# 120 anos de olimpíadas

Atividade da disciplina de Inteligência Computacional.


**Professora:** Carine G. Webber

**Alunos:**

- Luis Henrique Ziliotto Salamon
- Rafael Bourscheid da Silveira

**Dataset** disponível no Kaggle: [120 years of Olympic history: athletes and results](https://www.kaggle.com/heesoo37/120-years-of-olympic-history-athletes-and-results)

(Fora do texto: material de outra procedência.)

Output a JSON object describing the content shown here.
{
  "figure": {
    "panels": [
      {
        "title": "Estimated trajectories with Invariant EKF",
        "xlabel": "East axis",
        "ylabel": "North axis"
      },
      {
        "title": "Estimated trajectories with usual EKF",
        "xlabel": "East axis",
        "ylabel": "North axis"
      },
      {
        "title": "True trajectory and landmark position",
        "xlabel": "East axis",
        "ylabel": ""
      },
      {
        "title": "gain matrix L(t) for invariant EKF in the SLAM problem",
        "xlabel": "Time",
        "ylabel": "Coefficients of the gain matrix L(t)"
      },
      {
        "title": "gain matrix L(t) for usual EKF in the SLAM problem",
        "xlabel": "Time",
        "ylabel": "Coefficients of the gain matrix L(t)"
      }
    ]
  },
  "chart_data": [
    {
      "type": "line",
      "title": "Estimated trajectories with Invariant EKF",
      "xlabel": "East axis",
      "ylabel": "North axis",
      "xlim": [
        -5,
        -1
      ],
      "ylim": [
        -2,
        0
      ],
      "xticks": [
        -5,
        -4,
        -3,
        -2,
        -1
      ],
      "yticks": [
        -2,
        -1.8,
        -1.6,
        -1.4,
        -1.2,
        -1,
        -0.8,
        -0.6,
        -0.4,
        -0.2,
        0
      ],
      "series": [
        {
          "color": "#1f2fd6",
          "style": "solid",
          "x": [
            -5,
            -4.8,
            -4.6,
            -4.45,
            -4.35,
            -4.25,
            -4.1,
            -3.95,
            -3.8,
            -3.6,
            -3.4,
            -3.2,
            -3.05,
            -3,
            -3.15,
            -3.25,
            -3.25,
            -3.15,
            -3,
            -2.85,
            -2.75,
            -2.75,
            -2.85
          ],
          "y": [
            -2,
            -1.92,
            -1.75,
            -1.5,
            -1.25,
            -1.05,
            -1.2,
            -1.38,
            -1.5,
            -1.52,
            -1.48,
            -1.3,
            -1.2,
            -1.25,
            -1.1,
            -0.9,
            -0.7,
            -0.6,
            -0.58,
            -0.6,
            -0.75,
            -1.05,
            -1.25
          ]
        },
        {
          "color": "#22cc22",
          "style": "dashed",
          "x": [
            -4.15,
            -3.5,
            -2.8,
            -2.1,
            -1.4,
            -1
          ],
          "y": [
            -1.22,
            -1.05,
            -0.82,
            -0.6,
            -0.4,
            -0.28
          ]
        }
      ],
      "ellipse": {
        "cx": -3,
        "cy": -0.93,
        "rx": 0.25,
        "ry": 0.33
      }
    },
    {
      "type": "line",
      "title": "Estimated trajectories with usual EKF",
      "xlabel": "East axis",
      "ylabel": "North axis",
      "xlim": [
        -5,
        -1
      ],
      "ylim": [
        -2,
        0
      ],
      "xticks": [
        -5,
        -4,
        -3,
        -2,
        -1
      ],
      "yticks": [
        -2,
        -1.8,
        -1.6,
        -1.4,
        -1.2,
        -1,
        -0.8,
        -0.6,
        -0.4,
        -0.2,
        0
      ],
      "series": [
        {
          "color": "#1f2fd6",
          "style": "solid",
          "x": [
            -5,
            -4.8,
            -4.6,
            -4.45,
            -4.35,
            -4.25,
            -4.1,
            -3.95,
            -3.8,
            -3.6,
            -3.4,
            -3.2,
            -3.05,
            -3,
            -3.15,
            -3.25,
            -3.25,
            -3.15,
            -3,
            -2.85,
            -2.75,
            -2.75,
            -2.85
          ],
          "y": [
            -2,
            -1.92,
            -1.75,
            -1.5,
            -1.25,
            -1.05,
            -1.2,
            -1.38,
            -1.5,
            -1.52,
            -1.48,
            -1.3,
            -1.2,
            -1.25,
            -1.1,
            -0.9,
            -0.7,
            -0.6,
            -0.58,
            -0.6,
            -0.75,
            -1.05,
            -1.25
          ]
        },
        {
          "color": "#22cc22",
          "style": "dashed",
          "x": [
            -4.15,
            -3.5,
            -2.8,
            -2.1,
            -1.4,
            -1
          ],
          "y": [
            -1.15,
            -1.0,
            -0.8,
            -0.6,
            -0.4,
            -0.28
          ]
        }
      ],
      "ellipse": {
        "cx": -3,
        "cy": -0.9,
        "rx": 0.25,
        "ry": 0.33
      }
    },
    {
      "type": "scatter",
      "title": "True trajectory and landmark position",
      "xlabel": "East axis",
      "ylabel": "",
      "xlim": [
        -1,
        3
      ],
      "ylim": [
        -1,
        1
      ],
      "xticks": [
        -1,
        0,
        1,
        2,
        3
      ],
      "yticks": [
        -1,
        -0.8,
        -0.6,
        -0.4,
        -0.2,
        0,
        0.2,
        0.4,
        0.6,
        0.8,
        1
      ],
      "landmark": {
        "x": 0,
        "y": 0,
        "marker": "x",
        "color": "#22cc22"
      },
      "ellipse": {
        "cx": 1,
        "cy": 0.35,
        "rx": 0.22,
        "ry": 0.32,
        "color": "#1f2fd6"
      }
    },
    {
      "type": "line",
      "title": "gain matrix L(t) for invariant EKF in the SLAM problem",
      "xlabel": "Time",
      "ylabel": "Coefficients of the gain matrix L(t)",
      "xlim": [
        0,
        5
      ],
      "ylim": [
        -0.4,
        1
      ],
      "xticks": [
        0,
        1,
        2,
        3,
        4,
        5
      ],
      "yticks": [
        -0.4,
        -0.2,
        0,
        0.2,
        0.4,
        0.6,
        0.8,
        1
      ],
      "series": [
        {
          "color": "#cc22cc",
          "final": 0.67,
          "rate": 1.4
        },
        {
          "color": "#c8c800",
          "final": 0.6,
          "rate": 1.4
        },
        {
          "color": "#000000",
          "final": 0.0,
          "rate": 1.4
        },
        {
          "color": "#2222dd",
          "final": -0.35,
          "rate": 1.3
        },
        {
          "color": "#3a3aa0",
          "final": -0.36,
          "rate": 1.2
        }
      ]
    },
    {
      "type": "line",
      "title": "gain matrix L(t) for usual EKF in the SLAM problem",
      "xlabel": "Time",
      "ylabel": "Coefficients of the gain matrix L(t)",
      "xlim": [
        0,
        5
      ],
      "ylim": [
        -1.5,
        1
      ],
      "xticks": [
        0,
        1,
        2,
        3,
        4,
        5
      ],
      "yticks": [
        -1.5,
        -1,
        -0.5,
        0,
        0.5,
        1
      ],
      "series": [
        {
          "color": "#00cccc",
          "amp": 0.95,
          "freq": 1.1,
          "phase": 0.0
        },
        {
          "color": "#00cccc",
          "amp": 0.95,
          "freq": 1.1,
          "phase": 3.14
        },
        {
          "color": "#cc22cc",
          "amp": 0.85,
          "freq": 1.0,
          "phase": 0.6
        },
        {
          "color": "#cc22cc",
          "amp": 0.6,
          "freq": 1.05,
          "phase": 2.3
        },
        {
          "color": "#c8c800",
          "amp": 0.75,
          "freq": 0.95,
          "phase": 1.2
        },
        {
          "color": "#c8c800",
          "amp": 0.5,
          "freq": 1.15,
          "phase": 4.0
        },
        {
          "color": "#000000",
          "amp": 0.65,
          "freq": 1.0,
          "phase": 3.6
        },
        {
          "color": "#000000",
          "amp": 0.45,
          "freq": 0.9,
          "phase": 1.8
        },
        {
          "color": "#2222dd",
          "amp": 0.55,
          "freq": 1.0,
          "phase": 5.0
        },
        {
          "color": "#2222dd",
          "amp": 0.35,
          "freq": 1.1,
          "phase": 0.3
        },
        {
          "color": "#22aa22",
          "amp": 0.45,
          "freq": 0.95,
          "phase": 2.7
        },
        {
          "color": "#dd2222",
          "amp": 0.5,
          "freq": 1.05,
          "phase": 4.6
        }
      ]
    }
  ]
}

## Importação de dependências

In [1]:
from time import time
import numpy as np
import matplotlib.pyplot as plt
from sklearn import metrics
from sklearn.cluster import KMeans
from sklearn import preprocessing
from sklearn.preprocessing import scale
from sklearn.decomposition import PCA
from sklearn.model_selection import train_test_split 
from sklearn.preprocessing import StandardScaler  
from sklearn.neural_network import MLPClassifier  
from sklearn.metrics import classification_report, confusion_matrix, accuracy_score
from sklearn.model_selection import cross_val_predict



import numpy as np
import pandas as pd
import csv



## Etapa 1: Entrada de dados

### Importação dos datasets
#### Eventos dos atletas
Dataset principal. Classificador: ```Medal```

In [2]:
athlete_events = pd.read_csv('data/athlete_events.csv', dtype='str')
athlete_events_original = athlete_events.copy()
athlete_events.head()


Unnamed: 0,ID,Name,Sex,Age,Height,Weight,Team,NOC,Games,Year,Season,City,Sport,Event,Medal
0,1,A Dijiang,M,24,180.0,80.0,China,CHN,1992 Summer,1992,Summer,Barcelona,Basketball,Basketball Men's Basketball,
1,2,A Lamusi,M,23,170.0,60.0,China,CHN,2012 Summer,2012,Summer,London,Judo,Judo Men's Extra-Lightweight,
2,3,Gunnar Nielsen Aaby,M,24,,,Denmark,DEN,1920 Summer,1920,Summer,Antwerpen,Football,Football Men's Football,
3,4,Edgar Lindenau Aabye,M,34,,,Denmark/Sweden,DEN,1900 Summer,1900,Summer,Paris,Tug-Of-War,Tug-Of-War Men's Tug-Of-War,Gold
4,5,Christine Jacoba Aaftink,F,21,185.0,82.0,Netherlands,NED,1988 Winter,1988,Winter,Calgary,Speed Skating,Speed Skating Women's 500 metres,


#### NOC
Código de três letras do Comitê Olímpico Nacional

In [3]:
noc_regions = pd.read_csv('data/noc_regions.csv', dtype=str)
noc_regions_original = noc_regions.copy()
noc_regions.head()

Unnamed: 0,NOC,region,notes
0,AFG,Afghanistan,
1,AHO,Curacao,Netherlands Antilles
2,ALB,Albania,
3,ALG,Algeria,
4,AND,Andorra,




### Pré-visualização

In [4]:
athlete_events.describe()

Unnamed: 0,ID,Name,Sex,Age,Height,Weight,Team,NOC,Games,Year,Season,City,Sport,Event,Medal
count,271116,271116,271116,261642,210945,208241,271116,271116,271116,271116,271116,271116,271116,271116,39783
unique,135571,134732,2,74,95,220,1184,230,51,35,2,42,66,765,3
top,77710,Robert Tait McKenzie,M,23,180,70,United States,USA,2000 Summer,1992,Summer,London,Athletics,Football Men's Football,Gold
freq,58,58,196594,21875,12492,9625,17847,18853,13821,16413,222552,22426,38624,5733,13372


 
 
## Etapa 2: Sanitização
Faremos a classificação considerando a coluna ```Medal``` do arquivo ```athlete_events.csv```.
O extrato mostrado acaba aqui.